On target volume setting for LI of 3DCRT, cervix position influenced by the contours of rectum, bowel and bladder are important factors in treatment planning. We especially think that a countermeasure to rectal movement is important, because rectal movement with an increased bowel peristalsis induced by WBI is not easy to control. If there is an unstable status of rectal contour and shape, then we need a large internal margin in order to establish the target volume. We therefore instructed the patients to void as a countermeasure of an unstable cervix position, which is influenced by rectal and bladder shape just before CT scanning and irradiation, thereby minimizing the interfraction variations of rectal and bladder contour influenced by the filling. Besides the contour of the surrounding organ, the contour of the cervix, which is influenced by regression and movement, is also an important factor [21]. In addition, the interfractional variations in the cervix position are large [22], and therefore it is sometimes important to evaluate the cervix contour during the period with LI to determine whether we must shrink the field or not. We recently started to perform image-guided radiation therapy with cone beam CT (CBCT) to improve the treatment accuracy of 3DCRT for cervical cancer. If a marked tumor reduction is recognized on the CBCT findings, then we shrink the field to keep the irradiated volume of the surrounding organs as small as possible.

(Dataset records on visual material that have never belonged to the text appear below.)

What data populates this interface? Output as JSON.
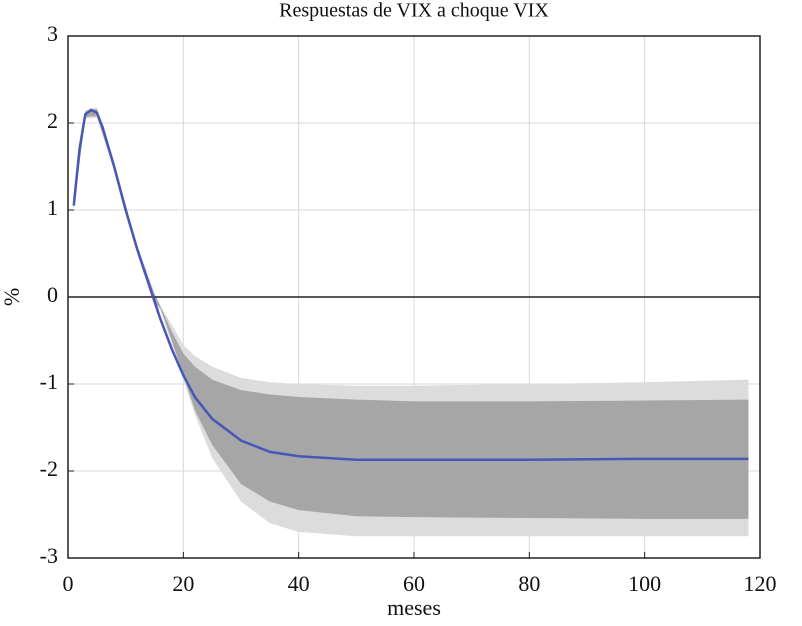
{
  "chart_data": {
    "type": "line",
    "title": "Respuestas de VIX a choque VIX",
    "xlabel": "meses",
    "ylabel": "%",
    "xlim": [
      0,
      120
    ],
    "xticks": [
      0,
      20,
      40,
      60,
      80,
      100,
      120
    ],
    "ylim": [
      -3,
      3
    ],
    "yticks": [
      -3,
      -2,
      -1,
      0,
      1,
      2,
      3
    ],
    "grid": true,
    "bands": [
      {
        "color": "#dcdcdc",
        "x": [
          1,
          3,
          5,
          8,
          12,
          15,
          16,
          18,
          20,
          22,
          25,
          30,
          35,
          40,
          50,
          60,
          80,
          100,
          118
        ],
        "upper": [
          1.1,
          2.15,
          2.18,
          1.55,
          0.6,
          0.05,
          -0.1,
          -0.32,
          -0.55,
          -0.68,
          -0.8,
          -0.93,
          -0.98,
          -1.0,
          -1.02,
          -1.02,
          -1.0,
          -0.98,
          -0.95
        ],
        "lower": [
          1.0,
          2.05,
          2.06,
          1.45,
          0.5,
          -0.1,
          -0.15,
          -0.55,
          -0.95,
          -1.35,
          -1.85,
          -2.35,
          -2.6,
          -2.7,
          -2.75,
          -2.75,
          -2.75,
          -2.75,
          -2.75
        ]
      },
      {
        "color": "#a6a6a6",
        "x": [
          1,
          3,
          5,
          8,
          12,
          15,
          16,
          18,
          20,
          22,
          25,
          30,
          35,
          40,
          50,
          60,
          80,
          100,
          118
        ],
        "upper": [
          1.08,
          2.13,
          2.16,
          1.53,
          0.58,
          0.03,
          -0.1,
          -0.4,
          -0.65,
          -0.8,
          -0.95,
          -1.07,
          -1.12,
          -1.15,
          -1.18,
          -1.2,
          -1.2,
          -1.19,
          -1.18
        ],
        "lower": [
          1.02,
          2.07,
          2.08,
          1.47,
          0.52,
          -0.07,
          -0.12,
          -0.5,
          -0.9,
          -1.3,
          -1.7,
          -2.15,
          -2.35,
          -2.45,
          -2.52,
          -2.53,
          -2.54,
          -2.55,
          -2.55
        ]
      }
    ],
    "series": [
      {
        "name": "VIX",
        "color": "#4657b8",
        "x": [
          1,
          2,
          3,
          4,
          5,
          6,
          8,
          10,
          12,
          14,
          15,
          16,
          18,
          20,
          22,
          25,
          30,
          35,
          40,
          50,
          60,
          80,
          100,
          118
        ],
        "values": [
          1.05,
          1.7,
          2.1,
          2.15,
          2.12,
          1.95,
          1.5,
          1.0,
          0.55,
          0.15,
          -0.05,
          -0.25,
          -0.6,
          -0.9,
          -1.15,
          -1.4,
          -1.65,
          -1.78,
          -1.83,
          -1.87,
          -1.87,
          -1.87,
          -1.86,
          -1.86
        ]
      }
    ]
  }
}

In conclusion, our updated outcome suggests that the 3-year LC of EBRT with a CCB for cervical cancer was better than that of CF, and we also ascertained that the encouraging initial outcome that was reported in 2007 was therefore both valid and reproducible. At present, the gold standard course of RT for cervical cancer is therefore considered to be a combination of EBRT and ICBT. However, EBRT with CCB is deemed to be a promising and feasible modality as an alternative radical therapy in cases where ICBT cannot be administered.